Но для чего нам распространяться о восточной словесности? Она неизвестна была древним, она чуть-чуть известна нам и потому не имела никакого влияния ни на классическую, ни на романтическую словесность. Заметим только, что фатализм, злобный, неумолимый фатализм Индии, смягчается у персов, поклонников огня, до мысли о благом промысле. Он молится уже не идолу, но недосягаемому солнцу, живителю мира; он бездействует, но уж более из лени, чем из безнадежности. Увидим, как яростен и силен этот фатализм, ринутый из своего покоя огнем Магоммеда, когда он дал обет арабам своим: мечом и Кураном завоевать свет и рай. Между тем как поэтическая религия ислама, подобно лаве, растекается по Востоку и зажигает его, сладкозвучный Фердуси плавит в радугу предания Персии и связывает ею истину с вымыслами. Говорю о «Шах-наме» (повесть царей), для которой ханжа персиянин до сих пор забывает свои четки, низкий корыстолюбец персиянин останавливает на воздухе руку, не досчитав своих туменов, для которой сластолюбивый лентяй персиянин открывает отяжелевшие от опиума веки, покидает незапертым гарем и спешит послушать «Шах-наме» от площадного певца. Он слушает, и улыбается, и гордо гладит бороду. Мил гуляка Гафиз, трогателен мудрец Саади, но Фердуси — о, это водопад Державина! Сколько раз уносился я одной музыкой стихов его, в то время, когда какой-нибудь мулла морозил мысль бессмысленным переводом!

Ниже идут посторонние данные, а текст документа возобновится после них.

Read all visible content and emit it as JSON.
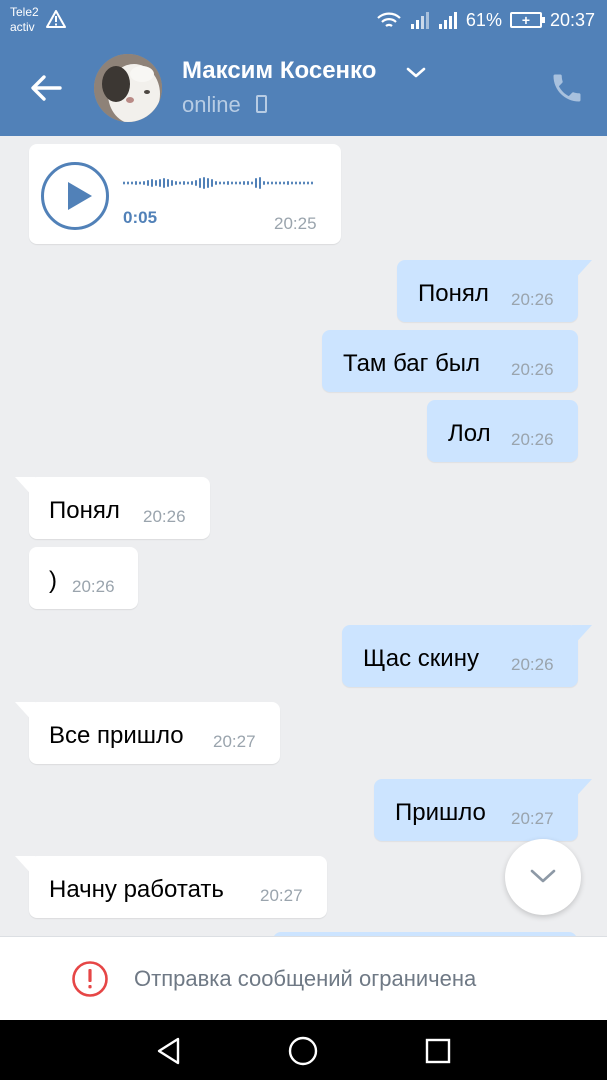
{
  "status_bar": {
    "carrier_line1": "Tele2",
    "carrier_line2": "activ",
    "battery_percent": "61%",
    "time": "20:37"
  },
  "header": {
    "contact_name": "Максим Косенко",
    "status": "online",
    "back_icon": "arrow-left-icon",
    "call_icon": "phone-icon",
    "colors": {
      "bar": "#5181b8",
      "status": "#b7cce4"
    }
  },
  "messages": [
    {
      "direction": "in",
      "type": "voice",
      "duration": "0:05",
      "time": "20:25"
    },
    {
      "direction": "out",
      "text": "Понял",
      "time": "20:26"
    },
    {
      "direction": "out",
      "text": "Там баг был",
      "time": "20:26"
    },
    {
      "direction": "out",
      "text": "Лол",
      "time": "20:26"
    },
    {
      "direction": "in",
      "text": "Понял",
      "time": "20:26"
    },
    {
      "direction": "in",
      "text": ")",
      "time": "20:26"
    },
    {
      "direction": "out",
      "text": "Щас скину",
      "time": "20:26"
    },
    {
      "direction": "in",
      "text": "Все пришло",
      "time": "20:27"
    },
    {
      "direction": "out",
      "text": "Пришло",
      "time": "20:27"
    },
    {
      "direction": "in",
      "text": "Начну работать",
      "time": "20:27"
    }
  ],
  "colors": {
    "incoming": "#ffffff",
    "outgoing": "#cce4ff",
    "background": "#edeef0",
    "accent": "#5181b8",
    "alert": "#e64646"
  },
  "restriction": {
    "text": "Отправка сообщений ограничена",
    "icon": "alert-circle-icon"
  },
  "navbar": {
    "icons": [
      "back-triangle-icon",
      "home-circle-icon",
      "recents-square-icon"
    ]
  }
}
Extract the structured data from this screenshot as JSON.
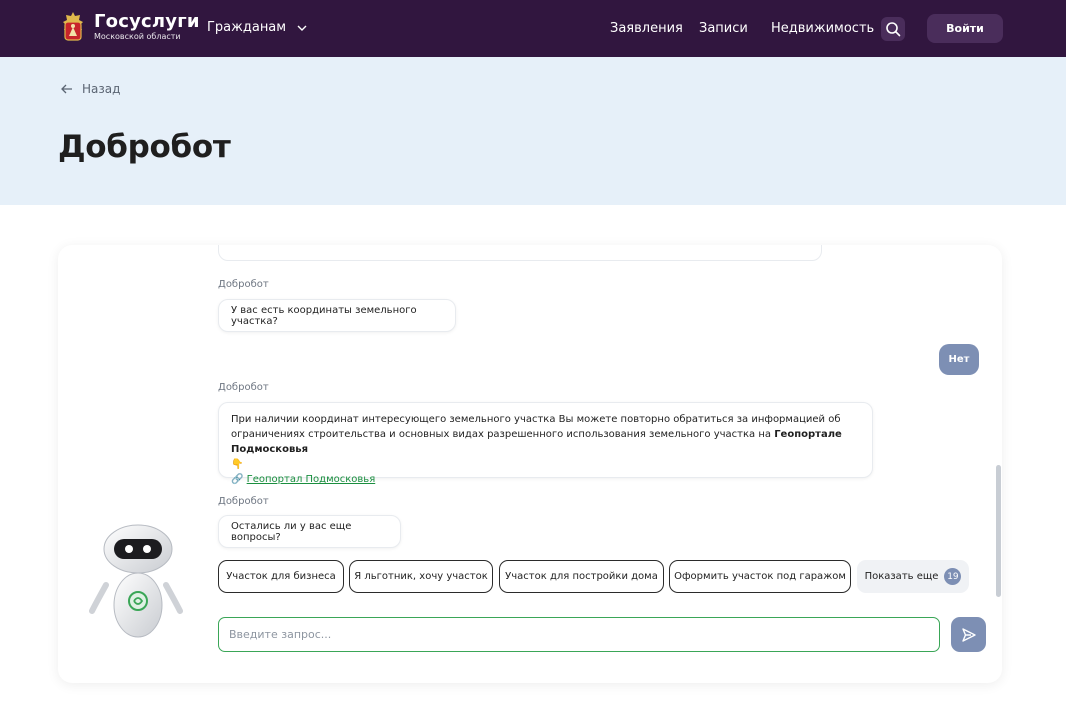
{
  "header": {
    "logo_title": "Госуслуги",
    "logo_subtitle": "Московской области",
    "nav_citizens": "Гражданам",
    "nav_links": [
      "Заявления",
      "Записи",
      "Недвижимость"
    ],
    "login_label": "Войти",
    "search_icon": "search-icon",
    "colors": {
      "background": "#31163f",
      "button": "#4a2d5b"
    }
  },
  "hero": {
    "back_label": "Назад",
    "title": "Добробот",
    "background": "#e6f0f9"
  },
  "chat": {
    "messages": [
      {
        "sender": "Добробот",
        "text": "У вас есть координаты земельного участка?"
      },
      {
        "sender": "user",
        "text": "Нет"
      },
      {
        "sender": "Добробот",
        "line1": "При наличии координат интересующего земельного участка Вы можете повторно обратиться за информацией об",
        "line2": "ограничениях строительства и основных видах разрешенного использования земельного участка на",
        "bold": "Геопортале Подмосковья",
        "emoji_point": "👇",
        "emoji_link": "🔗",
        "link": "Геопортал Подмосковья"
      },
      {
        "sender": "Добробот",
        "text": "Остались ли у вас еще вопросы?"
      }
    ],
    "quick_replies": [
      "Участок для бизнеса",
      "Я льготник, хочу участок",
      "Участок для постройки дома",
      "Оформить участок под гаражом"
    ],
    "show_more_label": "Показать еще",
    "show_more_count": "19",
    "input_placeholder": "Введите запрос...",
    "colors": {
      "accent": "#7d8fb4",
      "input_border": "#3aa657",
      "link": "#1a8f3f"
    }
  }
}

И вот мы в Греции, в Греции, стороне богов, подобных людям, в стране богоподобных мужей! Я уверен, что этот salto mortale[187] не удивит вас: разве не учились вы прыгать в манеже? Что касается до меня, вы сами видите, что я вольтижирую на коньке своем не хуже Франкони-сына.
Вторая, несомненная степень поэзии есть эпопея, то есть народные предания о старине, одетые в шумиху басни. Да, история всех племен всегда начинается баснею, точно так же, как история всех народов должна заключиться нагою летописью, если верить, что род человеков совершенствуется. При истоке вы везде находите поэму в истории, равно как историю в сагах. Новички народы, точь-в-точь дворяне из разночинцев, всегда хотят облагородить своих предков, закрыть пестрыми гербами прежнюю вывеску, заставить расти свой родословный пень-гнилушку из облаков. Родоначальники их вечно или герои, или боги. Афинец ведет род свой от Феба; камчадал считает своим праотцем кита — это живительное солнце бытия его. Кроме того, первобытные пароды младенчески верят всему, что льстит их самолюбию. Любо им, чтобы их боги ссорились меж собой за их запечные ссоры, чтобы они якшались с ними запанибрата; без чуда нельзя было поколотить их ни в одной схватке, нельзя было ступить шагу без содействия чародеев, ибо вера в чудесное превращала для них сверхъестественное в естественное, творила невозможное обыкновенным.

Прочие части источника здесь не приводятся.